Воспоминания. От крепостного права до большевиков | страница 41
Я начинаю ненавидеть всех, а что значительно хуже, я не умею этого скрывать, и мою ненависть инстинктивно чувствуют, и это озлобляет против меня.
Однажды, это был день, когда я много плакал, Миша вошел в детскую. Он не любил показывать свою нежность, и мне это нравилось, но в этот день он, по-видимому, заметил, что я был очень подавлен.
— Занимаешься?
Мне хотелось плакать, и дабы этого не случилось, я только кивнул головою, не глядя на него, чтобы он не заметил.
— Ничего, Тигра Лютая. Не тужи! Терпи, казак, атаманом будешь! И меня в школе немало цукали! — Он встал, направился к двери, но остановился.
— Не тужи! Я поговорю с отцом. — И он вышел.
Я узнал от Калины, что он действительно говорил с отцом, но отец ответил, что мной все недовольны, что я мало занимаюсь и непослушен.
— Няня избаловала его. Ему нужна дисциплина. Я начну заниматься с ним сам. Тогда все будет лучше.
— Он хил и бледен, — сказал Миша.
— Да, ты прав. Ну пусть ездит верхом; переговори с Транзе, быть может, он согласится давать ему уроки, — он уже ездит недурно.
И я три раза в неделю стал ездить в манеже с самим Транзе! Понимаете ли, с самим известным Транзе!
Дежурства
Но скоро для меня началась новая, ежедневная мука. Моя вторая сестра Ната объявлена была невестою, и жених ее стал ездить каждый день для выполнения своей жениховской повинности. По тогдашним понятиям, оставлять помолвленных с глазу на глаз считалось неприличным, и при свиданиях кто-нибудь непременно должен был присутствовать. Но кому? Старшей сестре, которой и двадцати лет еще нет, смотреть на воркование двух влюбленных, разумеется, неприлично. Против Ехиды сама невеста протестовала; гувернантка — одна через день ходит в отпуск, а другая учит и гуляет с Зайкой. И так как находят, что я все равно ничего не делаю, а слоняюсь из комнаты в комнату, — в соглядатаи назначают меня.
Каждый день в три часа является счастливый жених с букетом и коробкою конфет. Этого тоже требует обычай… Невеста делает вид, что она удивлена, тронута вниманием, говорит: «Ах, мерси, но к чему это? Прошу вас вперед этого не делать». Жених говорит: «Позвольте уж», — и целует ее руку.

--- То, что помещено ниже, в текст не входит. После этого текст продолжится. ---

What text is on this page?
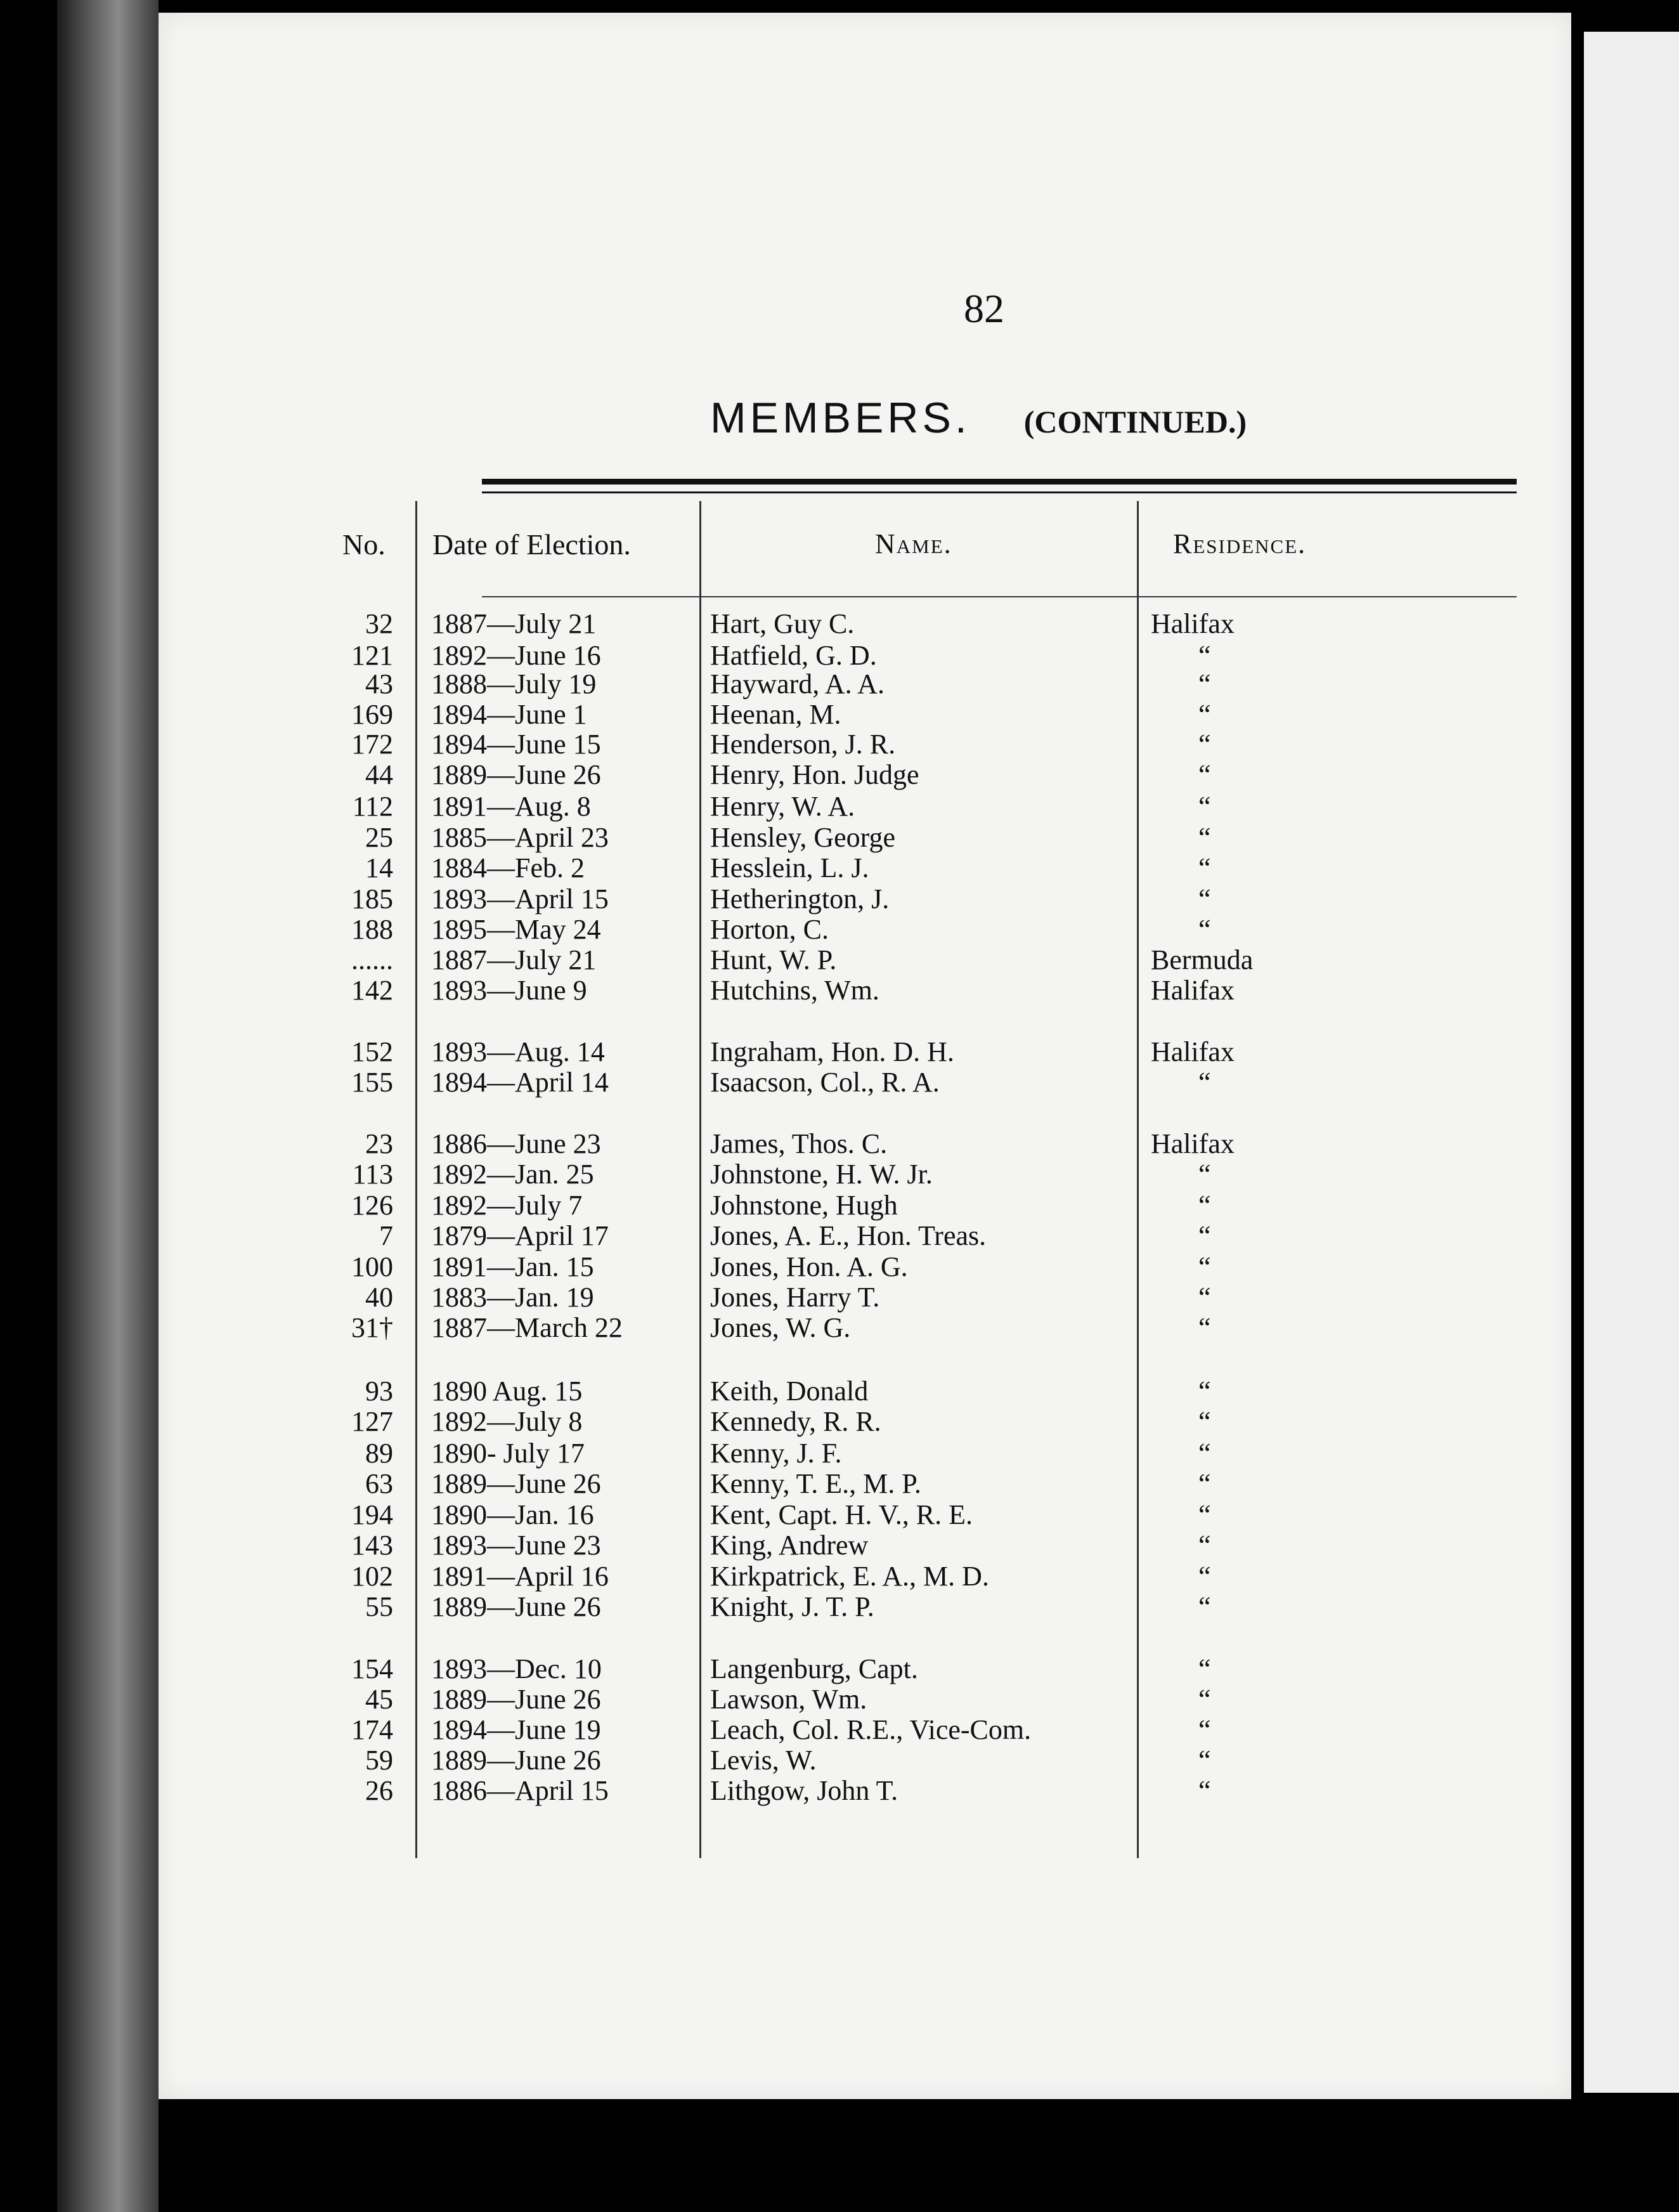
82
MEMBERS. (CONTINUED.)
No. Date of Election.	Name.	Residence.
32 1887—July 21	Hart, Guy C.	Halifax
121 1892—June 16	Hatfield, G. D.	“
43 1888—July 19	Hayward, A. A.	“
169 1894—June 1	Heenan, M.	“
172 1894—June 15	Henderson, J. R.	“
44 1889—June 26	Henry, Hon. Judge	“
112 1891—Aug. 8	Henry, W. A.	“
25 1885—April 23	Hensley, George	“
14 1884—Feb. 2	Hesslein, L. J.	“
185 1893—April 15	Hetherington, J.	“
188 1895—May 24	Horton, C.	“
...... 1887—July 21	Hunt, W. P.	Bermuda
142 1893—June 9	Hutchins, Wm.	Halifax
152 1893—Aug. 14	Ingraham, Hon. D. H.	Halifax
155 1894—April 14	Isaacson, Col., R. A.	“
23 1886—June 23	James, Thos. C.	Halifax
113 1892—Jan. 25	Johnstone, H. W. Jr.	“
126 1892—July 7	Johnstone, Hugh	“
7 1879—April 17	Jones, A. E., Hon. Treas.	“
100 1891—Jan. 15	Jones, Hon. A. G.	“
40 1883—Jan. 19	Jones, Harry T.	“
31† 1887—March 22	Jones, W. G.	“
93 1890 Aug. 15	Keith, Donald	“
127 1892—July 8	Kennedy, R. R.	“
89 1890- July 17	Kenny, J. F.	“
63 1889—June 26	Kenny, T. E., M. P.	“
194 1890—Jan. 16	Kent, Capt. H. V., R. E.	“
143 1893—June 23	King, Andrew	“
102 1891—April 16	Kirkpatrick, E. A., M. D.	“
55 1889—June 26	Knight, J. T. P.	“
154 1893—Dec. 10	Langenburg, Capt.	“
45 1889—June 26	Lawson, Wm.	“
174 1894—June 19	Leach, Col. R.E., Vice-Com.	“
59 1889—June 26	Levis, W.	“
26 1886—April 15	Lithgow, John T.	“
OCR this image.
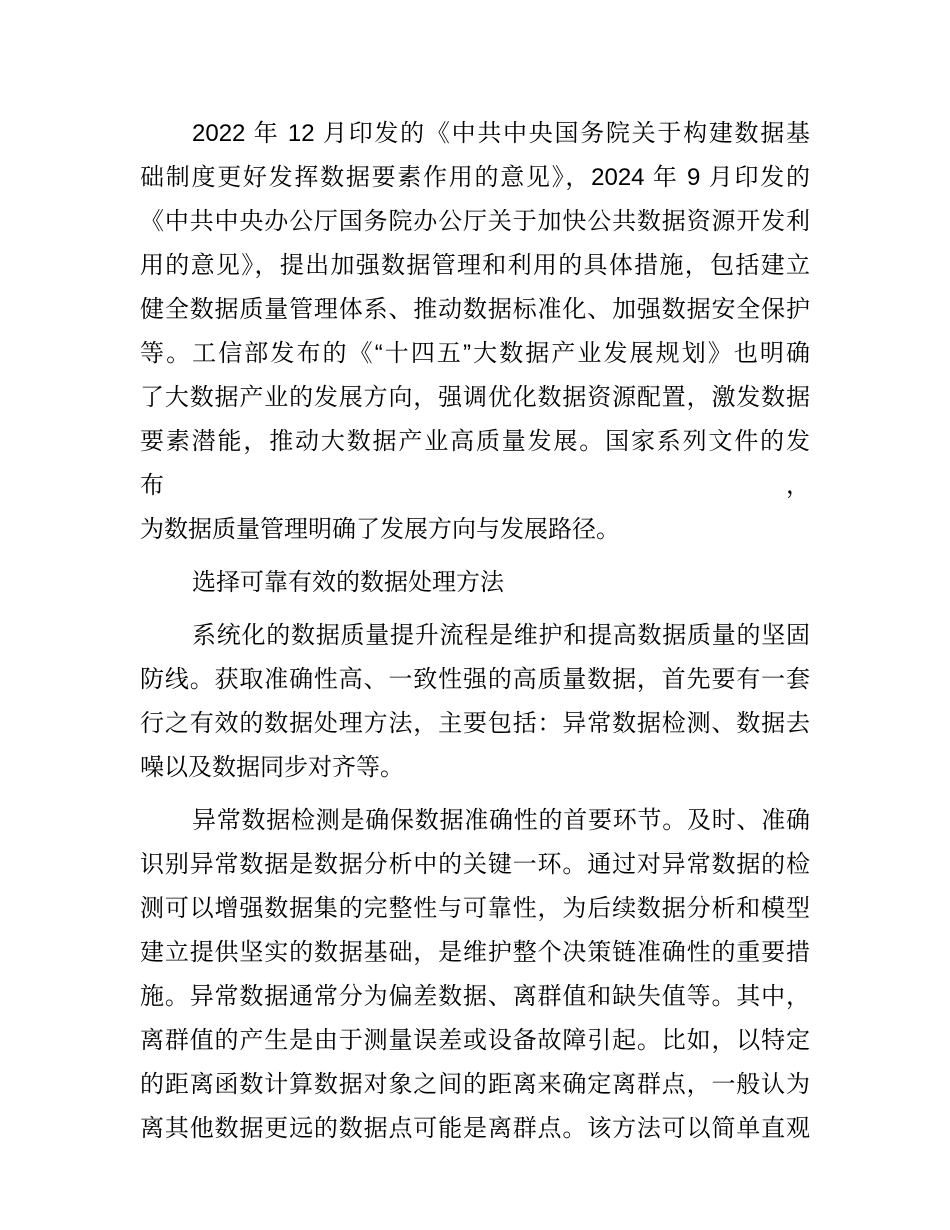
2022 年 12 月印发的《中共中央国务院关于构建数据基
础制度更好发挥数据要素作用的意见》，2024 年 9 月印发的
《中共中央办公厅国务院办公厅关于加快公共数据资源开发利
用的意见》，提出加强数据管理和利用的具体措施，包括建立
健全数据质量管理体系、推动数据标准化、加强数据安全保护
等。工信部发布的《“十四五”大数据产业发展规划》也明确
了大数据产业的发展方向，强调优化数据资源配置，激发数据
要素潜能，推动大数据产业高质量发展。国家系列文件的发布，
为数据质量管理明确了发展方向与发展路径。
选择可靠有效的数据处理方法
系统化的数据质量提升流程是维护和提高数据质量的坚固
防线。获取准确性高、一致性强的高质量数据，首先要有一套
行之有效的数据处理方法，主要包括：异常数据检测、数据去
噪以及数据同步对齐等。
异常数据检测是确保数据准确性的首要环节。及时、准确
识别异常数据是数据分析中的关键一环。通过对异常数据的检
测可以增强数据集的完整性与可靠性，为后续数据分析和模型
建立提供坚实的数据基础，是维护整个决策链准确性的重要措
施。异常数据通常分为偏差数据、离群值和缺失值等。其中，
离群值的产生是由于测量误差或设备故障引起。比如，以特定
的距离函数计算数据对象之间的距离来确定离群点，一般认为
离其他数据更远的数据点可能是离群点。该方法可以简单直观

Все на них любуются и из деликатности исчезают помаленьку из комнаты.
Рассаживаемся. Они рядом на диване, я на стуле.
Жених и невеста шепчутся, делают глазки; она краснеет и опускает глаза, — он крутит ус.
Я смотрю на часы, на которых с поднятым мечом стоит римлянин, на Николая I в красном колете, которому конногвардеец подводит коня, на закованного в цепях Прометея, на все, что уже тысячу раз видел. Мне скучно. Я дергаю себя за нос, чешу голову, думаю о том, что мне надо помыть шею мылом, дрыгаю ногами. Потом, вспомнив о своих обязанностях наблюдателя, опять оглядываю порученных мне. Сидят, шепчутся, делают друг другу глазки. И опять от скуки изучаю окружающие предметы, соображаю, где бы после дежурства найти место, чтобы приготовить уроки на завтра, и волнуюсь при мысли, что это едва ли удастся… Потом опять смотрю на римлянина. Тик, тик, тик — мерно тикают часы. Тик, тик, римлянин, тик, тик, меч… и я засыпаю. Мне снится чудный сон. Мытарства мои окончены, я комфортабельно устроился на крыше без опаски. Закованная в цепях Ехида корчится в предсмертных судорогах у моих ног. Приходит учитель, я запускаю в него римлянином, меч падает, учитель идет жаловаться папеньке. Папенька краснеет, шепчется и делает глазки. Мне что-то давит на грудь, я не могу дышать — и просыпаюсь. Оказывается, что пришел Миша и, увидя меня спящим, «запустил мне гусара», т. е. сунул в нос трубочку из свернутой бумаги.